One of the biggest questions surrounding the issue was whether or not these kinds of taxes actually reduce Americans' consumption of sugary sodas. At the same time, consumption of soda and other sugary drinks increased 4 percent in the low-income neighborhoods of Oakland and San Francisco, Calif., where the tax was not implemented. For sodas in particular, 69% of the tax was incorporated into the price. She added that the beverages offered essentially no nutritional value to compensate for the adverse health effects.
Joe Arellano, a spokesman for the No Oakland Grocery Tax Campaign, claimed the study was "fundamentally flawed" because researchers incentivized study participants to take the survey using free water bottles and did not take into account whether each participant lived in Berkeley.
"Right after a campaign where the community clearly has gotten behind sticking it to Big Soda and the tax, it may well have impacts on responses", Williams told SFGate.com.
Berkeley residents say they increased their water consumption by 63 percent, while the neighboring cities' low-income residents drank only 19 percent more water during the study period. They drank 26% less soda after the tax went into effect, while their neighbors drank 10% more.
She added that while Berkeley and Philadelphia are very different cities, "we know that taxes like this, regardless of location, do not improve public health". Most taxes haven't been around long enough to get a clear sense of how they impact purchases and, importantly, health in the long term.

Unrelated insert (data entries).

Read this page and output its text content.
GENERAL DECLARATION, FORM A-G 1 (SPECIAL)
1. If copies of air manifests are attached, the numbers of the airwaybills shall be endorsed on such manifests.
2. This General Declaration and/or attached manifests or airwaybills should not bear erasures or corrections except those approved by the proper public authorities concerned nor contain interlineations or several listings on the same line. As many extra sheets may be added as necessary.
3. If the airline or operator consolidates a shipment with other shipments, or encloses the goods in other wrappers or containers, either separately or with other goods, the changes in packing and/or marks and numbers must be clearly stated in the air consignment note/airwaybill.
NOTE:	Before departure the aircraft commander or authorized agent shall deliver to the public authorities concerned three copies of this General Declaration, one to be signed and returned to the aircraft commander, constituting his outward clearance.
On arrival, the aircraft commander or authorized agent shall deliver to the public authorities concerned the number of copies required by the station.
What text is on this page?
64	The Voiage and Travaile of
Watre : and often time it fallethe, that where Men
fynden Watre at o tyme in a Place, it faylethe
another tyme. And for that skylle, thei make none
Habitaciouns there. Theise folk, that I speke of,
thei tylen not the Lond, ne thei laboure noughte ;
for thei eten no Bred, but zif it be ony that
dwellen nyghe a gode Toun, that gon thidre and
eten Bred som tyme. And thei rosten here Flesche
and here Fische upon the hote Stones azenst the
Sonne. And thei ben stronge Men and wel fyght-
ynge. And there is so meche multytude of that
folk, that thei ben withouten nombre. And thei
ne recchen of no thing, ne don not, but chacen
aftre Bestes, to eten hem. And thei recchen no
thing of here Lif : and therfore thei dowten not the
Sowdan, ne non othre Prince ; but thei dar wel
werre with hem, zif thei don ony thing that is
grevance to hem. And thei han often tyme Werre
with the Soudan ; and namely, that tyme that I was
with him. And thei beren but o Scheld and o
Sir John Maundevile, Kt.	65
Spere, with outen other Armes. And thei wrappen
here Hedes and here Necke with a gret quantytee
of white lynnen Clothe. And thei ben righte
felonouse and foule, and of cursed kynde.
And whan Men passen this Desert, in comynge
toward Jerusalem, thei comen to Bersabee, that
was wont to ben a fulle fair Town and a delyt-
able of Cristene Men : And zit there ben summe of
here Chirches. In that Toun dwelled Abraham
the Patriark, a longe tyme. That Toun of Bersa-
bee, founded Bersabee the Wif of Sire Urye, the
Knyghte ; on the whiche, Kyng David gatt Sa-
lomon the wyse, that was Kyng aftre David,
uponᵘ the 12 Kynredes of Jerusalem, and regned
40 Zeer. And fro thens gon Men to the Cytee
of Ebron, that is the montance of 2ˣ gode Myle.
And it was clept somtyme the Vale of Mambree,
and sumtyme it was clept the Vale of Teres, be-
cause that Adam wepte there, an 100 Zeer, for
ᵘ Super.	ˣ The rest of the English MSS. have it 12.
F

The findings were based on interviews with Berkeley residents in 2014 and again between April and August 2015.
If soda companies want to convince people to continue to drink soda, they need to cut sugar and calories. An attempt that year in San Francisco failed to gain the two-thirds majority needed to become law.
The new study was published this week in the American Journal of Public Health. In that country, sugary drink sales fell by about 17 percent among the poorest households by the end of a year. The industry spent more than $9 million on its successful 2014 effort to defeat San Francisco's soda tax.
In a sign that taxes can work in the fight against obesity, a new study from the UC Berkeley shows a 21% drop in the drinking of soda and other sugary beverages in Berkeley's low-income neighborhoods after the city levied a penny-per-ounce tax on sugar-sweetened beverages.